Pertemuan tersebut dimaksudkan untuk menyampaikan rekapitulasi hasil UKK kepada para peserta seleksi yang masing masing akan menerima rekapitulasi dalam amplop tertutup, namun dalam diskusi terjadi perdebatan yang konstruktif antara sesama para peserta seleksi yang kritis dengan tim pansel.

Salah seorang peserta menanyakan tentang legitimasi atas proses seleksi yang dari sisi aspek legalitas diduga ada peraturan yang dikesampingkan sehingga patut diduga ada cacat hukum. Peserta lainnya ada yang menyarankan untuk menempuh jalur hukum jika ditemui ada dugaan proses seleksi yang berjalan tidak fair.

Peserta lainnya mempertanyakan kontradiksi pernyataan Bupati Tanah Datar yang dimuat oleh media bahwa Bupati menyerahkan wewenang sepenuhnya kepada Pansel, akan tetapi pada rekapitulasi hasil UKK yang dirangkum Pansel hanya bersifat rekomendasi saja yang menyisakan 3 (orang) untuk menjalani tahapan selanjutnya. Sementara dalam diskusi disampaikan bahwa hasil yang direkap Pansel sudah bersifat final dan tidak ada kelanjutan proses lainnya.

Diskusi ditutup dengan photo bersama dan penyerahan amplop tertutup hasil UKK kepada masing-masing peserta seleksi serta berlanjut dengan diskusi melalui WA group dimana peserta menginginkan adanya transparansi atas hasil psikotes, hasil ujian tertulis keahlian, hasil studi kasus, hasil presentasi dan hasil wawancara serta indikator penilaian / scoring.
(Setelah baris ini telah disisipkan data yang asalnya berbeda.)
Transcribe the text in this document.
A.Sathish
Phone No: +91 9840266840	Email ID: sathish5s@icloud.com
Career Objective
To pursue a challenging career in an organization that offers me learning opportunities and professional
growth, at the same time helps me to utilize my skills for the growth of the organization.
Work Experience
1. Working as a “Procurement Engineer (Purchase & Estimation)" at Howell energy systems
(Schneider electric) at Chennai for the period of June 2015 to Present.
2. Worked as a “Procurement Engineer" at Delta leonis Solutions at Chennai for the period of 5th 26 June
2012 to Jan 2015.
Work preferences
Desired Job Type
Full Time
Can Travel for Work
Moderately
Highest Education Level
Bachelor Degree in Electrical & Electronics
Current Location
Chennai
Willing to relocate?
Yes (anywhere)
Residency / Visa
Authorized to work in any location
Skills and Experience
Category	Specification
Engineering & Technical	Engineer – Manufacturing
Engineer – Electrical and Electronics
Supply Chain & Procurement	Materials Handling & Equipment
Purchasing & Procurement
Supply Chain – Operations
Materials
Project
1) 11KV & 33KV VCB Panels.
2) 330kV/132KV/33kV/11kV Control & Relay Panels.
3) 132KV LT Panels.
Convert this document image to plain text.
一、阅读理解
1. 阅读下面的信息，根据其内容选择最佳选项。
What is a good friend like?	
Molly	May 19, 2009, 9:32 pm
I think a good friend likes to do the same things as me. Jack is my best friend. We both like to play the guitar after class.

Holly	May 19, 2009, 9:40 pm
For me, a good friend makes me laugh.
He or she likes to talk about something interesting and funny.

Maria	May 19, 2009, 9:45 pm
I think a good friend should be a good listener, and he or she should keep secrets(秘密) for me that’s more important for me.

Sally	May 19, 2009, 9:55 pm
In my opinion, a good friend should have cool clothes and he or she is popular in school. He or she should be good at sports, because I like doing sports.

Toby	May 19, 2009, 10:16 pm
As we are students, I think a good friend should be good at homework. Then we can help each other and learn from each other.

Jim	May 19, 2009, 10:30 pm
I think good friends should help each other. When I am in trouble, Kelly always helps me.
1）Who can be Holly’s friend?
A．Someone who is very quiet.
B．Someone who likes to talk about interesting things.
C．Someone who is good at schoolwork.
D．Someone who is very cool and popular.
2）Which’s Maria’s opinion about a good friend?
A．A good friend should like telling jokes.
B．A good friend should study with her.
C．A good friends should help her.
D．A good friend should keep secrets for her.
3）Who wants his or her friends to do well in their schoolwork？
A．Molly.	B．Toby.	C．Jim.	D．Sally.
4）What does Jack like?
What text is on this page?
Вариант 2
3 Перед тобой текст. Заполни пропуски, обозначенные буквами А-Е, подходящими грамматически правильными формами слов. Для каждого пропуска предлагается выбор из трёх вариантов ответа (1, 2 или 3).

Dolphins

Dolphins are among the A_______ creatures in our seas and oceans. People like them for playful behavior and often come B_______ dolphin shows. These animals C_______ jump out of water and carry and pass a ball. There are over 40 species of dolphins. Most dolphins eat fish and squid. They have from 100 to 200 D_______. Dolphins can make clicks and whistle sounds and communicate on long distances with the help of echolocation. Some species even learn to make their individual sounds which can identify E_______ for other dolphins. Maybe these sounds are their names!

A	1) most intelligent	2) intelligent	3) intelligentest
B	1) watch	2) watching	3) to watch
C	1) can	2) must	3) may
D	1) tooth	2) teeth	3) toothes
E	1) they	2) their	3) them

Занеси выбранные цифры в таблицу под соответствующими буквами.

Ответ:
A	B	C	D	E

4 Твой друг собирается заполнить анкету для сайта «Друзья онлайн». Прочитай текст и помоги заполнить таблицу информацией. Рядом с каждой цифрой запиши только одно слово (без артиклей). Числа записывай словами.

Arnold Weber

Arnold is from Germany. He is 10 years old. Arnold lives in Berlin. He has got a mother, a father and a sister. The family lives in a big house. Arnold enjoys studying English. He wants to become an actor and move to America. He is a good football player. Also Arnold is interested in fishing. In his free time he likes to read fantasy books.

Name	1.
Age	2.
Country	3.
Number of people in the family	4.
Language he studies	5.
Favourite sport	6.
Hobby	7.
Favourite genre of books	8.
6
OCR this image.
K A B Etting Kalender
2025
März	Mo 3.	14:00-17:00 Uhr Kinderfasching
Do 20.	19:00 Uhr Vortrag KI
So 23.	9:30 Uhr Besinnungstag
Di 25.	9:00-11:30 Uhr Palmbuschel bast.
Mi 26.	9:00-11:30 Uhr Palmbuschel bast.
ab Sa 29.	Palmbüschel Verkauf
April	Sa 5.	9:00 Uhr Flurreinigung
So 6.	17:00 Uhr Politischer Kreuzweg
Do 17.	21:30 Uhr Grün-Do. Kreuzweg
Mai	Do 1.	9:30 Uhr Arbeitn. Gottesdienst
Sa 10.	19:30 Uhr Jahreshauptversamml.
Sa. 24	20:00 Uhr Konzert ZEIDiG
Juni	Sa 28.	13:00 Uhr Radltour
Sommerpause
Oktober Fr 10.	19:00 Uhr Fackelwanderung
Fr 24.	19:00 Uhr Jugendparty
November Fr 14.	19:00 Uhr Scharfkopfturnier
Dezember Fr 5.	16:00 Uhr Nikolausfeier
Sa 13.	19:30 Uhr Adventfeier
Baca Juga :  Pimpin Deklarasi tolak KLB, Rezka Tegaskan Demokrat Solid dan Tegak Lurus dengan AHY, LANJUTKAN KERJA KERJA POLITIK UNTUK RAKYAT

Salah satu indikator tes yang dipermasalahkan adalah poin Integritas dan Moral. Menyikapi hal ini, media Jurnal Minang mencoba meminta pendapat kepada Asesor ASN yang juga ahli psikologi Dian Erhan Saputra.

“setahu saya belum ada tes untuk mengukur moral seseorang. Darimana dapat angka angka 8, 7, 6 dsb oleh Timsel? Kecuali mereka menggunakan cara lain. Misalnya, informasi dari stakeholder mengenai calon. Tetapi inipun subjektif” tegas Dian Erhan.

Meskipun menuai kontroversi, namun hasil tes dari Timsel itupun belum final. Sebab dari 6 peserta, hanya tiga peraih nilai tertinggi yang dipanggil untuk wawancara akhir dengan bupati. Hal ini sesuai dengan surat Panitia Seleksi No. 14/Pansel-Dirperumda-TS/2022 tgl 10 Maret 2022 yang salah satu poin nya adalah tiga orang calon yang disebutkan akan mengikuti wawancara akhir dengan bupati tgl 14 Maret 2022. (Red.Jm).